Ayant accompagné Françoise au Point Éphémère pour la signature de ses deux premiers DVD au Salon des éditeurs indépendants, j'ai fait quelques trouvailles dont les œuvres cinématographiques quasi complètes de Martin Arnold, un cinéaste autrichien qui rappelle étonnamment le Steve Reich des débuts lorsque le compositeur répétitif américain travaillait sur du "found footage" pour It's Gonna Rain ou Come Out. Ici rien de systématique, mais une science du cut-up microscopique et du bégaiement sémiologique à couper le souffle. Martin Arnold fait des boucles avec des films trouvés. Les photogrammes lui dictent des effets que son imagination cultive comme dans une champignonnière. Ondulations, glissements, flashbacks, renversements, kaléidoscopes, pas de deux diabolique dont on ne voudrait manquer aucun instant pour un en pire, parsèment Pièce touchée (1989), manège diabolique où le spectateur est pris d'un vertige hypnotique qui se développera de manière encore plus perverse dans les films suivants.

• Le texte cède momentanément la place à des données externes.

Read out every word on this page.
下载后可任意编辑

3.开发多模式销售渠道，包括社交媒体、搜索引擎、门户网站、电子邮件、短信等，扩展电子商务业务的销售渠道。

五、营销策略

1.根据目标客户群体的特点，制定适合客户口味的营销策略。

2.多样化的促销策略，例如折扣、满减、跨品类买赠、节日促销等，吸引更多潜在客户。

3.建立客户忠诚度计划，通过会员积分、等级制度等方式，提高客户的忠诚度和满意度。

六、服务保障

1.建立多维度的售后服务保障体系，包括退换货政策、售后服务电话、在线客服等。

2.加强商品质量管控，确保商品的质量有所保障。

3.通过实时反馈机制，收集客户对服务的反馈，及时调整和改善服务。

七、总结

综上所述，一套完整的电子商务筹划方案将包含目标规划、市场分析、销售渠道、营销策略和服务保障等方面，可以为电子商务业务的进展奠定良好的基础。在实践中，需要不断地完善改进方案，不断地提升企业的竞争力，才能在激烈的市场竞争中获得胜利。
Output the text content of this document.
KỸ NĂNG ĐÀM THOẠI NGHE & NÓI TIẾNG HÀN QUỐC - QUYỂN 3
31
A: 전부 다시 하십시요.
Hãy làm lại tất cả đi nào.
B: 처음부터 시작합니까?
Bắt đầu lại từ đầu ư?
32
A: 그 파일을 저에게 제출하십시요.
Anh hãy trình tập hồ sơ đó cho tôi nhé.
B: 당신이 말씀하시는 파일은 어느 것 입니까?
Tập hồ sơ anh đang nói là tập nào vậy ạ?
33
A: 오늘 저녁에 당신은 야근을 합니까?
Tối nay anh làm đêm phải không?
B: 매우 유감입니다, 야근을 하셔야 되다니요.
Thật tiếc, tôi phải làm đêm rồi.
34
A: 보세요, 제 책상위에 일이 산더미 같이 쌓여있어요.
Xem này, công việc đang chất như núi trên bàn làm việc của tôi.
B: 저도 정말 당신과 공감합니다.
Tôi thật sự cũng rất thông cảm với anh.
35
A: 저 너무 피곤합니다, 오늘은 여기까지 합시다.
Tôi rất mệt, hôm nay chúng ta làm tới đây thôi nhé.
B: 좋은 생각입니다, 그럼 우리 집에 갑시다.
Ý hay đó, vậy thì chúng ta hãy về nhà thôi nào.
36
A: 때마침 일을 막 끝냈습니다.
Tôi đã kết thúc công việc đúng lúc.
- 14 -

Pour Passage à l'acte (1993, ces deux premiers titres sont en français), l'artiste autrichien intègre le son à la boucle pour tailler un short (les films font chacun environ un quart d'heure) à la famille américaine et aux mâles dominants en pleine crise d'autorité. Si la scène devient cocasse, elle n'en demeure pas moins fascinante, hypnotique. Les effets stroboscopiques du "flicker film" ralentissant l'action génèrent une analyse cruelle du principe cinématographique. The Cineseizure, titre du DVD édité à Vienne par Index en partenariat avec Re:Voir, pourrait d'ailleurs se traduire "Ciné-attaque" comme dans une apoplexie.
Le troisième film de la trilogie (la suite des œuvres d'Arnold est constituée essentiellement d'installations), Alone. Life Wastes Andy Hardy (1998) détourne une comédie musicale avec une virulence inattendue. Mickey Rooney, mais plus encore Judy Garland sont torturés par le hachoir du cinéaste transformant en drame œdipien l'original par des tremblements où le mouvement des lèvres et le frémissement de la peau révèlent la sexualité refoulée des films de l'époque. Martin Arnold fait partie, comme Mark Rappoport, de ces entomologistes du cinéma qui en révèlent les beautés cachées, inconscientes et convulsives, sans ne jamais sortir du cadre.
Comme toujours, les films sont à voir sur grand écran pour que la magie fonctionne à plein. Le DVD offre en prime quelques "pubs" pas piquées des hannetons, de l'humoristique Jesus Walking On Screen à la douche de Vertigo pour la Viennale. Terriblement drôle et monstrueusement juste.